Bu haber metninde yazılanlar, davanın sonucunu asıl belirleyecek olan ayrıntılar. ABD hukuk sisteminin günümüzde nasıl işlediğine ilişkin çok az bilgimiz var. Hukuk, ülkeden ülkeye değişen görelikte. Türk hukuk sistemine ters gelen bir sürü şey var: Jüriden tek kişiyi sanık olarak paravan yapmaya kadar.
4 senedir New York’ta yaşayan ve finansla uğraşan genç bir erkek izleyici şöyle demiş:
“Sarraf’ı bizzat kendi ifadeleri ile görerek dinlemek, uluslararası medyada yer alan haberleri takip etmekten daha ilginç. Mahkemede anı yaşıyorum. Tarihi bir an çünkü ciddi sonuçları olabilecek bir dava. Sarraf’ı dinliyoruz ama yargılanan bir ülke var, Türk ekonomisine ciddi etkileri olabilir. Sırf Türkiye de değil, Çin, İran, Dubai konuşuluyor.”
İşte bu.
Not: Burada, Çin gaf yapmış. Olayı kendi sınırları içinde yapmaktansa, Türkiye’ye gelip, Çin banka şubesi açmıx. Bu, özrü kabahatinden büyük durumu.

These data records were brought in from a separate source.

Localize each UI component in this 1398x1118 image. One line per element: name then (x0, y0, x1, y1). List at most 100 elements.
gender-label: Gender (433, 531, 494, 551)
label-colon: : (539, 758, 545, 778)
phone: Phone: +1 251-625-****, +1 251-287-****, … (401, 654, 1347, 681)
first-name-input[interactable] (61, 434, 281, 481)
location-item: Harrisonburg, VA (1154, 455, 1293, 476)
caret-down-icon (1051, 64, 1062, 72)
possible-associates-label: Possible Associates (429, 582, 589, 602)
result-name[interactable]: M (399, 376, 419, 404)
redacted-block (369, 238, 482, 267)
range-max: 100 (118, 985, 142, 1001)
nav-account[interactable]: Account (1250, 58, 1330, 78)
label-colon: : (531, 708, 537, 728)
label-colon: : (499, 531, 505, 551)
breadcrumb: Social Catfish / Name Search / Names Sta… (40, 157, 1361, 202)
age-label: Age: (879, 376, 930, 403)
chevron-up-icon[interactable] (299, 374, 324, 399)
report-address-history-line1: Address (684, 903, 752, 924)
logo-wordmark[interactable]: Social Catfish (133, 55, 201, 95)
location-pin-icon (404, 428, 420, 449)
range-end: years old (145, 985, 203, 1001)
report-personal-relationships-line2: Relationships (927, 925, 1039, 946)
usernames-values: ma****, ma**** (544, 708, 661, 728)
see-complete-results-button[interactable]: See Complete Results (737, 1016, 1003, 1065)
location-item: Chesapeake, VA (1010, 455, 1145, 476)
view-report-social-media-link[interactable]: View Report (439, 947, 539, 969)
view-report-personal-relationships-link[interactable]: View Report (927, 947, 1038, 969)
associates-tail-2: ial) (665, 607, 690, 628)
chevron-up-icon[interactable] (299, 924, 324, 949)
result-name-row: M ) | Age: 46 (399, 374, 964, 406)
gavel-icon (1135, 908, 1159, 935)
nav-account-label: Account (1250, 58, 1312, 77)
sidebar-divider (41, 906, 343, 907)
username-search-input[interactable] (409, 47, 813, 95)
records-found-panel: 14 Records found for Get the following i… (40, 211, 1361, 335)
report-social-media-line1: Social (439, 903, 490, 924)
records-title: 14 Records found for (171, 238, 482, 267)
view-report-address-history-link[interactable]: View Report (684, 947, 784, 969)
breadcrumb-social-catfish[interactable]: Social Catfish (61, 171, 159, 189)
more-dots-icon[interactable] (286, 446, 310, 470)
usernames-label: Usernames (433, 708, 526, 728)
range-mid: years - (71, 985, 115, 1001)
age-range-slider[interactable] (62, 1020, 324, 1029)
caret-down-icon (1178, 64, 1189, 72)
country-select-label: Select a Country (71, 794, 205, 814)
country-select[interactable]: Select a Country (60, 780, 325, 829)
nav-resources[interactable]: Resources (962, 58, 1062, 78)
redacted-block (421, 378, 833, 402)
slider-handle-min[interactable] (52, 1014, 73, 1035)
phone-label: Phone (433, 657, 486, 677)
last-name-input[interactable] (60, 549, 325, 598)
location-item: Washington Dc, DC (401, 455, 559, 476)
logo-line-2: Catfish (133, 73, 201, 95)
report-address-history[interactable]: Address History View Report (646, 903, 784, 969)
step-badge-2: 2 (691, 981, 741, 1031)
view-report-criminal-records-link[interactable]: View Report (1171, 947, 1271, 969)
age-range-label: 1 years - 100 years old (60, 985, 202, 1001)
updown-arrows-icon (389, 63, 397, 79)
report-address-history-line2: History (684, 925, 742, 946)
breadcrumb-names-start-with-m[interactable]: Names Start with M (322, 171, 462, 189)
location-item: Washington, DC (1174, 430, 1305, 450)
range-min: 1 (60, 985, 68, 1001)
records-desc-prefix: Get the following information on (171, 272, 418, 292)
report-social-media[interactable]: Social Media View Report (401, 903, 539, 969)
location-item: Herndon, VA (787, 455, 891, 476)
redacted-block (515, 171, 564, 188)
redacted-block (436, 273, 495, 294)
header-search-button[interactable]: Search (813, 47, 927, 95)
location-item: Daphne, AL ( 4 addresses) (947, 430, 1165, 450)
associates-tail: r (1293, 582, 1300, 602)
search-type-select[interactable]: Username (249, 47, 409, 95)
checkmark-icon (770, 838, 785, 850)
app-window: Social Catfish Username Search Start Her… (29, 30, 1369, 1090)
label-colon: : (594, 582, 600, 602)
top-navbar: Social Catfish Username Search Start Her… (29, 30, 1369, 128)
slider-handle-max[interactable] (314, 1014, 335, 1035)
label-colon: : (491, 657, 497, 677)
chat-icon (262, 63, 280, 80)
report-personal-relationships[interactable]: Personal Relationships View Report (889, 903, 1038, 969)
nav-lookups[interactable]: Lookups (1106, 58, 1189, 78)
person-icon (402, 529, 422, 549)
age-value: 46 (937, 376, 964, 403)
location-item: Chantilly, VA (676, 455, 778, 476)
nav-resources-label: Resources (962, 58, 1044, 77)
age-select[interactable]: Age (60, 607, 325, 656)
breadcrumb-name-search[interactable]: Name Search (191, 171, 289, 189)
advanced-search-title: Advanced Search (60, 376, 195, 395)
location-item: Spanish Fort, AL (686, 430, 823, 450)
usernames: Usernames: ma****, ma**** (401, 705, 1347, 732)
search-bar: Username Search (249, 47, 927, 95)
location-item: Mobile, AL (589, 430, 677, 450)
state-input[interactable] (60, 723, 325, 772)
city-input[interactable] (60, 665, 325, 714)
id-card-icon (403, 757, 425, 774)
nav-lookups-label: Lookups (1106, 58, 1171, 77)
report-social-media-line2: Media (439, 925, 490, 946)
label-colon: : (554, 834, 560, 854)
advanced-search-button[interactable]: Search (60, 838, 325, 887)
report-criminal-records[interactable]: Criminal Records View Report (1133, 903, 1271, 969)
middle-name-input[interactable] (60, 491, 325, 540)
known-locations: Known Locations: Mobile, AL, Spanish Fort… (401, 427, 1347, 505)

Ancak, burada hiçbir ülke yargılanmıyor. O, bir algı yanılgısı.
Burada; tek bir insanı mahkum ettirmek üzerinden (ki o da en kolay mahkum edilebilir ve/ya ilk avlanmış olarak kurban), sonraki onlarca davaya mesnet ve içitihat yaratma durumu var.
Burada aksayan zihniyet, bunların Trump sonrasına kalabilecekliği ve bu, neresinden bakarsan bak, başkana ve oligarklara bağlı gidişi olan bir dava.
Belli ki Atilla üzerinden birilerini gözlerine kestirmişler. Savcı, işini sağlama almadan işe girişmez. Adamlar, jürinin bireylerine bile etkide bulunabiliyorlar, dolaylı da olsa.
Sonuçta duruşmalar, yılbaşı tatilinden önce sonuçlanacak ama ardışık sonuçların gelmesi yıllar alacak ve gelebilecekler mi belli değil.
Atilla suçlu kararı çıkarsa, uluslararası av başlayacak. Gerekirse, Interpol’ün TC-içi avı da.
Atilla suçsuz kararı çıkarsa, AKP çok yıl daha başımızda.
O nedenlerle, davadaki ayrıntılar gelecekte davaya baktığımızda bize bazı seyir ipuçları verecektir ve ayrıntılar kalabalığı içinde belki de biz şu an onları göremiyoruzdur.
Şebnem Arsu’nun eline sağlık. 2,5 yıldır ilk kez bir metni ilk satırından son satırına dek, seve seve okudum.